Paulina Rettig erzählt, dass sie in ihrer Schulzeit auf der Deutschen Schule in Osorno, wo sie auch geboren und aufgewachsen ist, gar nicht so viel Sport betrieben hat, aber immer gerne in Bewegung war: «Ich bin sehr gerne Skigefahren, war auch gerne mit dem Fahrrad unterwegs.» Später begann sie auch mit dem Tauchen.
In ihrer Kindheit in Osorno waren besonders ihre Großeltern mütterlicherseits enge Bezugspersonen für sie. «Diese liebe- und verständnisvollen Menschen waren auch die ersten gewesen, die in meiner Familie starben – der erste große Verlust, den ich im Jahr 2000 erlitt, als ich bereits in Santiago lebte und dort an der Universität studierte.»
Sie habe sich für das Jurastudium entschieden. «Die richtige Wahl», wie sie auch heute noch meint: «Das Fach gibt einem die Möglichkeit, in verschiedenen Bereichen zu arbeiten. Das typische Bild einer Anwältin oder eines Anwalts, der einen Mandanten in einem Prozess verteidigt, ist nur eine mögliche Aufgabe in einem heutzutage ganz breiten Arbeitsfeld.»
Vor 13 Jahren begann ein neuer Lebensabschnitt, als sie mit ihrem Mann nach Puerto Varas zog und im Jahr 2012 eine Stelle in einem neu geschaffenen Bereich im öffentlichen Dienst annahm, in der Schulaufsichtsbehörde von Los Lagos.

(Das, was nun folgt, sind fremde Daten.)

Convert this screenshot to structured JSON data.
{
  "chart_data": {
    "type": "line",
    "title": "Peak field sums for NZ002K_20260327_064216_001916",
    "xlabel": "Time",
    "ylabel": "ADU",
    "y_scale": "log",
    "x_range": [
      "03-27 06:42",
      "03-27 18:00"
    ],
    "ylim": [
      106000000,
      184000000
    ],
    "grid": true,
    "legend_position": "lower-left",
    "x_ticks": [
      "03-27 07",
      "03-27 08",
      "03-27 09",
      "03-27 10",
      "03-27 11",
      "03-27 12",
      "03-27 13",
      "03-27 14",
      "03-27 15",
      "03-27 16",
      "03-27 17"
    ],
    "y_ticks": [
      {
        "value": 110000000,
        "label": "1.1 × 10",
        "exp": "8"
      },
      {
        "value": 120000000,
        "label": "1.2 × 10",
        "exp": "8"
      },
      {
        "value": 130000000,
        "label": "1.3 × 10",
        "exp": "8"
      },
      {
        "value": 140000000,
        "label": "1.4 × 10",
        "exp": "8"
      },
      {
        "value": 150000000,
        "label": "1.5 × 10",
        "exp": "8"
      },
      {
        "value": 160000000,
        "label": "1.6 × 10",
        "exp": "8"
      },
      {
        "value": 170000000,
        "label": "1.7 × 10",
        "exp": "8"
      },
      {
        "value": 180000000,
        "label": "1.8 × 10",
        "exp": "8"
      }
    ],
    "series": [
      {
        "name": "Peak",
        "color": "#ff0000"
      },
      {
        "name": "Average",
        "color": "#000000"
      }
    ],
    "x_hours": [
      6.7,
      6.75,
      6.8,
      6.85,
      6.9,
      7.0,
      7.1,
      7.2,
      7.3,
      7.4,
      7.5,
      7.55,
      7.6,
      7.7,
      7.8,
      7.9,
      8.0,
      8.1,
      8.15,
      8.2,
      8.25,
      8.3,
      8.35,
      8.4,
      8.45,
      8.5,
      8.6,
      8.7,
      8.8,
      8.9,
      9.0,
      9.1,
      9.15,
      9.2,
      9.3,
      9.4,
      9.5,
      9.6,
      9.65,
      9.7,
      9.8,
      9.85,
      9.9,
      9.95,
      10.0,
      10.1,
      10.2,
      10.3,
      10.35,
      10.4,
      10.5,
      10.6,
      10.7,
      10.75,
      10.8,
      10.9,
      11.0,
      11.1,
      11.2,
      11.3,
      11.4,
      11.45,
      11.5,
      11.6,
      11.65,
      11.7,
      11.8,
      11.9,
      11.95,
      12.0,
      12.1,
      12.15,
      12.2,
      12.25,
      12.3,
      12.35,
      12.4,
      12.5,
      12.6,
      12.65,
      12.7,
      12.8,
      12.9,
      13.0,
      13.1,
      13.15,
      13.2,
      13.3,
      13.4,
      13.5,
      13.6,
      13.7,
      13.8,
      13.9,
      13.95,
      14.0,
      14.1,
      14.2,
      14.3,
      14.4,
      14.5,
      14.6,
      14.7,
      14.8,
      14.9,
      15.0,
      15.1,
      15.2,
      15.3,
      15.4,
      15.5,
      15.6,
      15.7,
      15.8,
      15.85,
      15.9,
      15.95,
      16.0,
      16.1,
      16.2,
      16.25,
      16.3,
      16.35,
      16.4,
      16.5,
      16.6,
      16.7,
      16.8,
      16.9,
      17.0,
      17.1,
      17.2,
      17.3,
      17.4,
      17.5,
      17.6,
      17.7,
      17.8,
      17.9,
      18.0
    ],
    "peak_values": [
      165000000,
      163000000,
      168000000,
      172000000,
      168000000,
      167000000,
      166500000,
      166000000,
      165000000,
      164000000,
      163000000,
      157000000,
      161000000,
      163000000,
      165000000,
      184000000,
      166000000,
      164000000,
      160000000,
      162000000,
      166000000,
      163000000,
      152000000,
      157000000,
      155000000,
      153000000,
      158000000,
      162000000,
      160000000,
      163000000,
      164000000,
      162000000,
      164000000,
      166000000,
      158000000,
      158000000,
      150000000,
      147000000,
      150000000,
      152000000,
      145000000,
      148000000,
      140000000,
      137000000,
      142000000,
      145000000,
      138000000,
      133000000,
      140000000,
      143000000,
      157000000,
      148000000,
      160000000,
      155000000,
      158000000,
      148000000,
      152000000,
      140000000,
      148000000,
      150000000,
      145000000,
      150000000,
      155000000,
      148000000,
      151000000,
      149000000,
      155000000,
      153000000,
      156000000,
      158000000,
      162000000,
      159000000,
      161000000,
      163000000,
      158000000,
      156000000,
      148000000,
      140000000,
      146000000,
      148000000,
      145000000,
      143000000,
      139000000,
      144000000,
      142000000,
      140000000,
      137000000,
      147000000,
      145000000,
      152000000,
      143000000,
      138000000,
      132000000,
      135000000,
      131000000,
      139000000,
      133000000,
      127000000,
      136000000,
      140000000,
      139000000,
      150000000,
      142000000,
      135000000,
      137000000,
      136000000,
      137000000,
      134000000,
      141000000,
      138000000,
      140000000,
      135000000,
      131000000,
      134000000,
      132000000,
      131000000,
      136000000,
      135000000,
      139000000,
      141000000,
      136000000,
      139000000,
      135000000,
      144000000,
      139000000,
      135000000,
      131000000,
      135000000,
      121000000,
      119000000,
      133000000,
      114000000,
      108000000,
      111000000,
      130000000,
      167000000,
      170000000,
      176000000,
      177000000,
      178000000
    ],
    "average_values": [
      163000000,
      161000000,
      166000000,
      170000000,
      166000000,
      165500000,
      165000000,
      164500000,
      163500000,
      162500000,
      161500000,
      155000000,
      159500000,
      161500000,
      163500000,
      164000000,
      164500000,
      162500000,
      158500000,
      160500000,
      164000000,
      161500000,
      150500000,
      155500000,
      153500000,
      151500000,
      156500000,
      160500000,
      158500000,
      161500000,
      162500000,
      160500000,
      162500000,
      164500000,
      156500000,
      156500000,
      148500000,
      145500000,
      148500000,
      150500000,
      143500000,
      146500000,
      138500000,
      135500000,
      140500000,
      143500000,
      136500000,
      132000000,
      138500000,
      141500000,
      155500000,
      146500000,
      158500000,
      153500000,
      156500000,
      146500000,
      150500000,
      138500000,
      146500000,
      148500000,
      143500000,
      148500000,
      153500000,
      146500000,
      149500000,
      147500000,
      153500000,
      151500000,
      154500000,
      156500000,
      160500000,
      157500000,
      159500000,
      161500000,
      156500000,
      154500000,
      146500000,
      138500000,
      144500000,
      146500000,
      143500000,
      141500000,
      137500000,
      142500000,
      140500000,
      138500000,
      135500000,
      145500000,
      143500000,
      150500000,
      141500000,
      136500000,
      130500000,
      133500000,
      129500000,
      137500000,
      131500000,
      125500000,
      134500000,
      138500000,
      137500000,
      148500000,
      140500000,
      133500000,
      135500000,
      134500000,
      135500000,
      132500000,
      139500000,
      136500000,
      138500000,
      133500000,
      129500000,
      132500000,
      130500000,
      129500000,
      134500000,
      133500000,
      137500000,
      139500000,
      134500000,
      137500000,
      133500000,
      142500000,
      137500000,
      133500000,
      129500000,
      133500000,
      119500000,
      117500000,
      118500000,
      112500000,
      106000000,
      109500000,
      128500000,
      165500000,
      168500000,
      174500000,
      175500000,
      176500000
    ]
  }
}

Dort war sie zuletzt bis 2019 als Directora Re-
gional tätig. In den Jahren von 2017 bis 2022 arbeitete sie als Dozentin für Verfassungsrecht sowie internationales Privatrecht und Öffentliches Recht an der Universidad San Sebastián in Puerto Montt.
Vor zwei Jahren begann die Juristin damit, als Schulberaterin selbständig zu arbeiten: «Es handelt sich um ein sehr spezielles Thema, das noch nicht sehr weit verbreitet ist, weil die Schulen im Allgemeinen nicht wissen, wie sehr sie von der Zusammenarbeit mit einem Anwalt profitieren können.» Sie hofft, dass dieses Thema bekannter wird und die Notwendigkeit erkannt wird, sich von Experten auf diesem Gebiet beraten zu lassen.
Nebenbei widmet sie sich einer ehrenamtlichen Aufgabe: Als Vorstandsmitglied unterstützt sie die Fundación para la Justicia, eine von ihrem Mann mitgegründete Stiftung. «Es wurden einfach mehr Experten gebraucht, die Menschen unterstützen, die als Opfer von Verbrechen Hilfe brauchen», sagt sie.
Es gefällt ihr gut, ihre berufliche Tätigkeit im Homeoffice und an verschiedenen Orten ausüben zu können. Auf diese Art und Weise sei es möglich ihre Arbeit, die Erziehung und Betreuung ihres achtjährigen Sohns und vor allem ihr Training für den Marathon unter einen Hut zu bringen. Ihr Motto lautet: Genieße das Leben! Und dazu gehört für Paulina Rettig, weiter zu trainieren und Marathons zu laufen, um in nicht so ferner Zukunft zu den Six Star Finishern zu gehören, den Marathon-Läufern, die alle sechs World Marathon Majors absolviert haben.